Enfin, les investisseurs suivront de près l'évolution du contexte géopolitique et son éventuel impact sur les matières premières, l'inflation et les perspectives bénéficiaires des entreprises.

Évolution des volumes en YTD

Bourse de Casablanca : après l’euphorie géopolitique, le MASI rattrapé par la prudence

Sur quels secteurs se positionner ? 

"Écoutez, pour répondre à cette question, il faut dire que le marché offre actuellement de véritables opportunités pour les investisseurs souhaitant se positionner. La correction observée ces derniers mois a permis à plusieurs valeurs de revenir sur des niveaux de valorisation plus raisonnables, alors même que leurs perspectives de croissance n'ont pas fondamentalement changé".

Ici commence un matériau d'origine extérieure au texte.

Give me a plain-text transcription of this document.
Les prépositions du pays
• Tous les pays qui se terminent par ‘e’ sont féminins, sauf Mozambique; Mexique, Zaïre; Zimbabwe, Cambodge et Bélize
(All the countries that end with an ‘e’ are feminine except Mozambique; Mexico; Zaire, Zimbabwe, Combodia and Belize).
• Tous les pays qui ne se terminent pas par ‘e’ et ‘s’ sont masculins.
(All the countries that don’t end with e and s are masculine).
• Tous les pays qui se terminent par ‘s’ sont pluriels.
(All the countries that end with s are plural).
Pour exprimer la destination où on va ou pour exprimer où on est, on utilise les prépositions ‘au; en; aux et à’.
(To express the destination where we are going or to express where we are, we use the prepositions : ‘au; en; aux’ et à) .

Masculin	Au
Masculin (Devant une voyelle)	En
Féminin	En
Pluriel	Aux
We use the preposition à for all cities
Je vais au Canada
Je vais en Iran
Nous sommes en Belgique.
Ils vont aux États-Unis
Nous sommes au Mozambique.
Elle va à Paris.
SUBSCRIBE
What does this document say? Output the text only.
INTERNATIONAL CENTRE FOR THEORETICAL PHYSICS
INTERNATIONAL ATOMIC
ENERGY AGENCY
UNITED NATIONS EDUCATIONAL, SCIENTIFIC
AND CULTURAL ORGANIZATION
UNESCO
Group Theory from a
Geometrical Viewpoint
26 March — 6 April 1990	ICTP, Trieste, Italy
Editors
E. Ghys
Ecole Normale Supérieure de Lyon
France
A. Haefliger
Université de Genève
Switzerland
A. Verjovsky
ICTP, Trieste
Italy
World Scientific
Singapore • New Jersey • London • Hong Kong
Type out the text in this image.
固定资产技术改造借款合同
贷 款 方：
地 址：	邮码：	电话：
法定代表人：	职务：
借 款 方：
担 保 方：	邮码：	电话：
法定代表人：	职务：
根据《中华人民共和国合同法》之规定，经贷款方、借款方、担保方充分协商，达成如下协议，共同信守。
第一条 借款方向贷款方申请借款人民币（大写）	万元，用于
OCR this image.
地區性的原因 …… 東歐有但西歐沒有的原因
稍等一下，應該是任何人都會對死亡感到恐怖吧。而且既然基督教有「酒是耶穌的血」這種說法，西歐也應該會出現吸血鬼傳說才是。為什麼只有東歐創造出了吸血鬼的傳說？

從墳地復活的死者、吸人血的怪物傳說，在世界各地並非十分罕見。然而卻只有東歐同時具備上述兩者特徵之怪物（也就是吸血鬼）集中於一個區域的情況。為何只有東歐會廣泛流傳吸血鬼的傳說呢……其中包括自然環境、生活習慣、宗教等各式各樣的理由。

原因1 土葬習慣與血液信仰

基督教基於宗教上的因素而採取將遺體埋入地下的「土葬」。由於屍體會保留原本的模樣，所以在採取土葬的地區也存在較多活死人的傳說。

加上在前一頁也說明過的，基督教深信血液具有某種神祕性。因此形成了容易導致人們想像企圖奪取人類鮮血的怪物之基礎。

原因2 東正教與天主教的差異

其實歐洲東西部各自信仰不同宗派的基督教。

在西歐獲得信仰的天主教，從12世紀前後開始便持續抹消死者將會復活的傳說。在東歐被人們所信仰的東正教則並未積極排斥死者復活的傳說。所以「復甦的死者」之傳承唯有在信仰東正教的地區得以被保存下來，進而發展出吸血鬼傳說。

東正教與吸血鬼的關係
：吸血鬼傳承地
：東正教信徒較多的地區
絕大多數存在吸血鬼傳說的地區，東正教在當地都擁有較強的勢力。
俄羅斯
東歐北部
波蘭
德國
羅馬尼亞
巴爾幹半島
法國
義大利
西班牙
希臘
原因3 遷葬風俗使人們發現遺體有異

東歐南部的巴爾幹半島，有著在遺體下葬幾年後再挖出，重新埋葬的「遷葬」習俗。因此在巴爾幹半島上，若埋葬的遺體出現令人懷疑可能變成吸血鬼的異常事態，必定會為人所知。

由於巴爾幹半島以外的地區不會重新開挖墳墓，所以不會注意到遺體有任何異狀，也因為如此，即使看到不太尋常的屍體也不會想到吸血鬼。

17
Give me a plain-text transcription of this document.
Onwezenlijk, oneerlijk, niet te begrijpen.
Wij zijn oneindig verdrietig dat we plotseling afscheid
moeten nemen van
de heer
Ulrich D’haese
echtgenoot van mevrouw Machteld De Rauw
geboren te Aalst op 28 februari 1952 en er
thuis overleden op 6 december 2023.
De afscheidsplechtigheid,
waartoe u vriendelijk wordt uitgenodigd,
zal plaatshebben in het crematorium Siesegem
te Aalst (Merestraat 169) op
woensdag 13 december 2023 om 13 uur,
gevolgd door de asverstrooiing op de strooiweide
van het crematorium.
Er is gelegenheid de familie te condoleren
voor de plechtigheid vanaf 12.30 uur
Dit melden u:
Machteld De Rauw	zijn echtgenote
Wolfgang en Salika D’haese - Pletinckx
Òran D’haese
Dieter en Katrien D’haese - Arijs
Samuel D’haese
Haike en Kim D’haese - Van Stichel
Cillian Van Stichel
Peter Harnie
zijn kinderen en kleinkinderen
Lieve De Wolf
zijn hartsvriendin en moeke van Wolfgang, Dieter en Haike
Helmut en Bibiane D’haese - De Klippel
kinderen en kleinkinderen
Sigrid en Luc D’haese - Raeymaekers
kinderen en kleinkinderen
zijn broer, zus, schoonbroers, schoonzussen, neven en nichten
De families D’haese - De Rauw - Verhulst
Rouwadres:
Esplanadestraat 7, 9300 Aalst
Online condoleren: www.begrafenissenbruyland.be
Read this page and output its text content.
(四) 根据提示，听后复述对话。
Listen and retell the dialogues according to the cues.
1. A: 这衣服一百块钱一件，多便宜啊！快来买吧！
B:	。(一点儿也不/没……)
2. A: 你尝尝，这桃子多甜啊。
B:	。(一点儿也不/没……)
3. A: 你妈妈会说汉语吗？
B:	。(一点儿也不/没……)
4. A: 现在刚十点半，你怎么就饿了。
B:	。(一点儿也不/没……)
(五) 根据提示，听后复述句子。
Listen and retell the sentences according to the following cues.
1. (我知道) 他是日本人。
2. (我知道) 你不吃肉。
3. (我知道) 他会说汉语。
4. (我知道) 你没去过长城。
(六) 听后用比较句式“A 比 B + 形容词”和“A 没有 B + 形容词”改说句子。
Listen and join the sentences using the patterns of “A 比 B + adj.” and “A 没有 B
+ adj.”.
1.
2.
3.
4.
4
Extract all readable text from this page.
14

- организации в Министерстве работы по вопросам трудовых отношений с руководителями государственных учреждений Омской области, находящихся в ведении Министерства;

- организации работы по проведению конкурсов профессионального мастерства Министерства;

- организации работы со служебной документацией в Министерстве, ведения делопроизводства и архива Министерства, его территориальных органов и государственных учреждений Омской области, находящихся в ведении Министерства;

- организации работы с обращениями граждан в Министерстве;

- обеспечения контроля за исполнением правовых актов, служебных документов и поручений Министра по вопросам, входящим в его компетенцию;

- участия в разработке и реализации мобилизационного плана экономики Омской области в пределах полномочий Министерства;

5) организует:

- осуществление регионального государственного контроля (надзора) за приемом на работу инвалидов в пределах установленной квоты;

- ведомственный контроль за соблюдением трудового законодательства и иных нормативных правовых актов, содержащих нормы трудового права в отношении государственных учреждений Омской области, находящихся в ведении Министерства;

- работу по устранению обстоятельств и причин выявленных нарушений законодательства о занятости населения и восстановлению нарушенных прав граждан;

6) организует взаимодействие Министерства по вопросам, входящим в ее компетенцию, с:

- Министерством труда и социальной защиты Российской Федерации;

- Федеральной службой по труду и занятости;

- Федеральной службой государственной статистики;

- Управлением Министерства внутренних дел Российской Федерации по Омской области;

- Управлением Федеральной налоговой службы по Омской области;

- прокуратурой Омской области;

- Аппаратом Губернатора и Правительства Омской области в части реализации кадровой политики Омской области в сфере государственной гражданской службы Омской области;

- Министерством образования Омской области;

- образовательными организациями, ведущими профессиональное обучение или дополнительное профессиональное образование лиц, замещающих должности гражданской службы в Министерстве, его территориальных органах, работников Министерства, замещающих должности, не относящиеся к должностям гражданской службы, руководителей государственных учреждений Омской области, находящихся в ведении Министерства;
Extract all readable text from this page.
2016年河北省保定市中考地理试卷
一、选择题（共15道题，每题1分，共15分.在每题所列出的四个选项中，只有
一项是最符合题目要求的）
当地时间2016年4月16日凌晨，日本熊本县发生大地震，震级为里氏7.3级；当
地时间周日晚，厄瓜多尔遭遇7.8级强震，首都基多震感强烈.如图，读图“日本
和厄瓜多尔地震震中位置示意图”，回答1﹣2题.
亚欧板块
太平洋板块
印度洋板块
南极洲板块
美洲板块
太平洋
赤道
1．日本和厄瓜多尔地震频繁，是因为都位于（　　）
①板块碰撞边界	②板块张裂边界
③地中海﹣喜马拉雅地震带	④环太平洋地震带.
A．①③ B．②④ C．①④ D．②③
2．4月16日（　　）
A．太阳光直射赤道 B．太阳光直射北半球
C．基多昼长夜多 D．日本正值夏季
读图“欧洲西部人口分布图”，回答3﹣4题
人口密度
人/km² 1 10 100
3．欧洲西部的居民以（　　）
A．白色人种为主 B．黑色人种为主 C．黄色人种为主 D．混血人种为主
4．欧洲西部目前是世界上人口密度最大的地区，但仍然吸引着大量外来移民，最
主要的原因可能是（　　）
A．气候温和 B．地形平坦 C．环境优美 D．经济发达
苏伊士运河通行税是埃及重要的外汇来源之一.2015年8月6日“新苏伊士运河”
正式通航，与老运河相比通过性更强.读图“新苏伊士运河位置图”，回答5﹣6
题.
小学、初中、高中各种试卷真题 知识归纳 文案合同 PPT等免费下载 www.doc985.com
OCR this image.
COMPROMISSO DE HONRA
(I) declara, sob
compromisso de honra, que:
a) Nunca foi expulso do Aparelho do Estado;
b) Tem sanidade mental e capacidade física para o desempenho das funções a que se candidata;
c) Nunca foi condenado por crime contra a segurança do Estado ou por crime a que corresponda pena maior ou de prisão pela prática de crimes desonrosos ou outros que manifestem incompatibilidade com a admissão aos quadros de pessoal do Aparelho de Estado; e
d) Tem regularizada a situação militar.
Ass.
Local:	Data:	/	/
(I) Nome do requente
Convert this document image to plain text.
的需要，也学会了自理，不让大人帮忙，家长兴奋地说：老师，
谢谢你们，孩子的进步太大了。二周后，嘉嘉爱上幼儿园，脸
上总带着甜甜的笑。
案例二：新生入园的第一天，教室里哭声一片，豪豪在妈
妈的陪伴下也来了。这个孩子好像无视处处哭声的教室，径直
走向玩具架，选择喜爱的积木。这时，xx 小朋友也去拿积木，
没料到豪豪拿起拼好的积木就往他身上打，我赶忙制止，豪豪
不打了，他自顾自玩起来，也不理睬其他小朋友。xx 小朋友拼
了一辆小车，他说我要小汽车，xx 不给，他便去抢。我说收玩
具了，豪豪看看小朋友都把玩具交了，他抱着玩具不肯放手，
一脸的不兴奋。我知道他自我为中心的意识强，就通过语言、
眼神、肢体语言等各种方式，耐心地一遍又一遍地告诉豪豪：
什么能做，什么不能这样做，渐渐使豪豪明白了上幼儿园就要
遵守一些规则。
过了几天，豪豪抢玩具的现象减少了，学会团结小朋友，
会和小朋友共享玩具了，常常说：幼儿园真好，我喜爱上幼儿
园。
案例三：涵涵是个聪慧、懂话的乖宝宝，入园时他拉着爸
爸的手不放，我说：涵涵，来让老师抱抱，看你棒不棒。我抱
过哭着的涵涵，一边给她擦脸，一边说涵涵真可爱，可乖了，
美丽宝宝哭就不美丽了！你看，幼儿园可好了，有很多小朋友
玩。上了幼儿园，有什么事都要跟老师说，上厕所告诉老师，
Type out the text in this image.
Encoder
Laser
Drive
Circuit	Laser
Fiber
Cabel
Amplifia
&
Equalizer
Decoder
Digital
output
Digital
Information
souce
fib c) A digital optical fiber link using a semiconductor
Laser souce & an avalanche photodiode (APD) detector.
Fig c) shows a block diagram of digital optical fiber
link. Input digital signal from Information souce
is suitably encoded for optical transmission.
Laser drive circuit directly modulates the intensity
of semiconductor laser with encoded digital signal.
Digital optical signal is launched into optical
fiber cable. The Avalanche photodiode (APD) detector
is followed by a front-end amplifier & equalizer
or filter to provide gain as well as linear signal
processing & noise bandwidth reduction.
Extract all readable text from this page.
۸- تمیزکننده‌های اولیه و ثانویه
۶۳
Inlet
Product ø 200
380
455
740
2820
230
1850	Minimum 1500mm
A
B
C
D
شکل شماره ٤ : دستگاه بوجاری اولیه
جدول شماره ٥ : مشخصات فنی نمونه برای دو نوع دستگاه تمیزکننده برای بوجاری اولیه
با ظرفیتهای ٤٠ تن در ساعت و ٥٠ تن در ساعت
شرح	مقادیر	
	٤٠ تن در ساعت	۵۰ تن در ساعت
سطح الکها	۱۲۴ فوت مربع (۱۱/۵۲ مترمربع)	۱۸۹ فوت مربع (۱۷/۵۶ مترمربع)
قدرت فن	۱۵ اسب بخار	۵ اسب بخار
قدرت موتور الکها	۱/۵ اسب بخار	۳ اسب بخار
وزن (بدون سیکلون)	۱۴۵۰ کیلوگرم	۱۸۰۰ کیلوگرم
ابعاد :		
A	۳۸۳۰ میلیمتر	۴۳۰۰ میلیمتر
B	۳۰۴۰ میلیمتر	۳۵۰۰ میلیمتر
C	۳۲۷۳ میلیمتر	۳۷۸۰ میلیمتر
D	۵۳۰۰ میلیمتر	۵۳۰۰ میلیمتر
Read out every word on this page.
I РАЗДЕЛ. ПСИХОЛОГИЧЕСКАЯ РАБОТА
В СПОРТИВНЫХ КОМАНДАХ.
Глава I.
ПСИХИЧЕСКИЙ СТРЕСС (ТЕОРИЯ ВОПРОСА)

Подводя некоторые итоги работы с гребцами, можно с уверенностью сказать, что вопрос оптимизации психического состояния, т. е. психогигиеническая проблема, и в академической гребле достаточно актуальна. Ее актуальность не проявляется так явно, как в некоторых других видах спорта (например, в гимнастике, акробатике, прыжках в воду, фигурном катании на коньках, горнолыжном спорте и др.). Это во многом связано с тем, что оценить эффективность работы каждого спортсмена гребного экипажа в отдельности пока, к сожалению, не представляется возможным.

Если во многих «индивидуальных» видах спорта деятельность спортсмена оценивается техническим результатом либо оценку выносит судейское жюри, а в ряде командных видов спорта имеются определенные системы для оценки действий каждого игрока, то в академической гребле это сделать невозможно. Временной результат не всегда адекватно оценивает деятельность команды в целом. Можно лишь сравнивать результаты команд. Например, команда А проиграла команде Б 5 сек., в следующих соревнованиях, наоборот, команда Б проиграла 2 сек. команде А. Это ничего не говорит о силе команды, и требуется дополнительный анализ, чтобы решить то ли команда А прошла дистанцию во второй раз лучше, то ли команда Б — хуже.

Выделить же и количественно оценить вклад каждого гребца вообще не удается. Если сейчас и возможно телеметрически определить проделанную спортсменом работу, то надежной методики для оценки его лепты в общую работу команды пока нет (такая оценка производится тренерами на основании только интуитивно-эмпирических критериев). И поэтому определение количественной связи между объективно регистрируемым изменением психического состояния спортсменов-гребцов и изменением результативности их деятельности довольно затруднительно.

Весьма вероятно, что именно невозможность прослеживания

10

"Nous continuons d'apprécier les valeurs financières, notamment les banques, qui devraient rester parmi les principaux bénéficiaires du cycle d'investissement que connaît actuellement le Royaume. Les besoins de financement liés aux infrastructures, à l'industrie, à l'énergie ou encore aux grands projets structurants devraient continuer à soutenir leur activité dans les années à venir".

"Nous regardons également avec intérêt les secteurs liés à la santé. Les besoins restent importants, la demande continue de progresser, et plusieurs acteurs disposent encore d'importantes perspectives de développement aussi bien au Maroc qu'à l'international".

Le secteur de la construction et des infrastructures nous paraît également bien positionné. "Les nombreux chantiers engagés dans le Royaume offrent une visibilité relativement confortable à plusieurs acteurs du secteur, que ce soit dans le BTP, les matériaux de construction ou les activités directement liées aux investissements publics et privés".

"Plus globalement, nous pensons que le marché est aujourd'hui davantage un marché de sélection qu'un marché de tendance. Il faut être plus sélectif qu'auparavant et privilégier les sociétés qui disposent d'une bonne visibilité sur leurs résultats, d'une croissance bénéficiaire solide et d'une capacité démontrée à exécuter leurs plans de développement".